Foi mais de uma dúzia de vezes cantar à América e Canadá. Ganhou o primeiro prémio e medalha de ouro, com o respetivo diploma, no Torneio de Poesia Popular, realizado no ano de 1934, no Teatro Angrense.
A Turlu começou a dizer cantigas com a idade de sete anos. Porém, só se estreou a cantar aos quinze anos, na freguesia de S. Bartolomeu, com o falecido improvisador António Dias. Compôs imensos «enredos» para danças e publicou pequenos opúsculos sobre vários casos passados na ilha Terceira.
Esta cantadeira era dotada de uma intuição natural, que se reflete na rusticidade e no realismo das suas expressões.
No ano de 1974, seguiu na companhia do marido – o Charrua – para Toronto, Canadá, onde viveu até ao seu falecimento, em 1987.

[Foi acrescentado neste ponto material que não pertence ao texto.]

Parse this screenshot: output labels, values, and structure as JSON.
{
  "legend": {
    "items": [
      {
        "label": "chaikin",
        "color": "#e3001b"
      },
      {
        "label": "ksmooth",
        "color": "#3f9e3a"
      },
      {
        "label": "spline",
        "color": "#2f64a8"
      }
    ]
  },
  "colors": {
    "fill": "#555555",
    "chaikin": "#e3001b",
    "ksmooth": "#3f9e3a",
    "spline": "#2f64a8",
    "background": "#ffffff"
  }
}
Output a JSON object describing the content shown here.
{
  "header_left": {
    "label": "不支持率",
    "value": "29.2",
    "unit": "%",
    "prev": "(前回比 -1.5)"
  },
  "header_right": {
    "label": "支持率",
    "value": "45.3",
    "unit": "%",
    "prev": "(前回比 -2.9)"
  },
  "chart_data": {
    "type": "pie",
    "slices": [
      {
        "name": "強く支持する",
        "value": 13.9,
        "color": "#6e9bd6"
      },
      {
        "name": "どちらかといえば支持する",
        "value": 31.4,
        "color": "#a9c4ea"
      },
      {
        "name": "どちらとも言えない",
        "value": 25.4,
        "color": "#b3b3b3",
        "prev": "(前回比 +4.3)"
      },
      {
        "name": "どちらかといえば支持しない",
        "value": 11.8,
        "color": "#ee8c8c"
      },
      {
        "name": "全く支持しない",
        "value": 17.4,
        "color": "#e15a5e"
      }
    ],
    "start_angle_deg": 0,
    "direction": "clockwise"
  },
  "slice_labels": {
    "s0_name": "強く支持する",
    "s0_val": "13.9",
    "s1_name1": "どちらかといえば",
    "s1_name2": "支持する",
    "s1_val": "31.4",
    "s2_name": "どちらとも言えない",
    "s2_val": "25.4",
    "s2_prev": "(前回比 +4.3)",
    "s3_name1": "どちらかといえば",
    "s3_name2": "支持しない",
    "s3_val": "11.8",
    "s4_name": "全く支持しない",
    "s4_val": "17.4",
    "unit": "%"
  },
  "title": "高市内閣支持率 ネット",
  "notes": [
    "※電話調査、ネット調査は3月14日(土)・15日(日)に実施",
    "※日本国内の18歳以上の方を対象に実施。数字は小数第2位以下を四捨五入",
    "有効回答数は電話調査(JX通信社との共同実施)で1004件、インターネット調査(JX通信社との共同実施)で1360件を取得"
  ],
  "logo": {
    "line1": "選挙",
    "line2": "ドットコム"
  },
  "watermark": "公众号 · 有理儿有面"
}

No dia 21 de novembro de 1981, realizou-se uma grande cantoria de despedida à Turlu e ao Charrua, no grande Salão da Igreja de Santa Helena, em Toronto. Em 28 de Agosto de 1983, foi realizada também uma grande cantoria e festa de despedida ao casal, na antiga Praça de Toiros de São João, em Angra do Heroísmo.
Como se disse, Turlu, faleceu no dia 5 de Janeiro de 1987 e foi sepultada no dia 7, em Holy Cross Cemetery, situado em 8361 Yonge Street, Thornhill, Ontário, L3T 2C7, Toronto, Canadá, na Secção 22, Série 58, e Sepultura 73, sem qualquer placa identificativa, apenas o número 73 referido, muito pouco para a “rainha” do Improviso dos Açores, parecendo como que abandonada ao seu destino.
Foi essa injusta falta de identificação da sepultura que foi agora corrigida por pessoas de boa vontade, todas residentes no Canadá. Manuel Tomás, improvisador, e Johny Homem, da J H Productions, meteram mãos à obra e, com o patrocínio de Luís Manuel Dias, colocaram uma PLACA IDENTIFICATIVA na campa da Turlu. Agora sim sabemos onde está sepultada a “Rainha da Cantoria”.
Tudo isto culminou com uma homenagem à grande improvisadora, junto da sua campa no referido cemitério, no dia 12 de maio de 2019. A homenagem foi prestada com uma cantoria junto da sepultura, pelos improvisadores Armindo Amarante e Manuel Tomás, acompanhados pelos tocadores António Ferreira e António Silva.
Esta fase está muito bem resolvida. A seguinte seria a trasladação do corpo para o cemitério da sua freguesia de São Mateus, mas só com o apoio de entidades oficiais.
Que descanse em paz.

Casa da Terra Alta, São Mateus, 27 de setembro de 2019.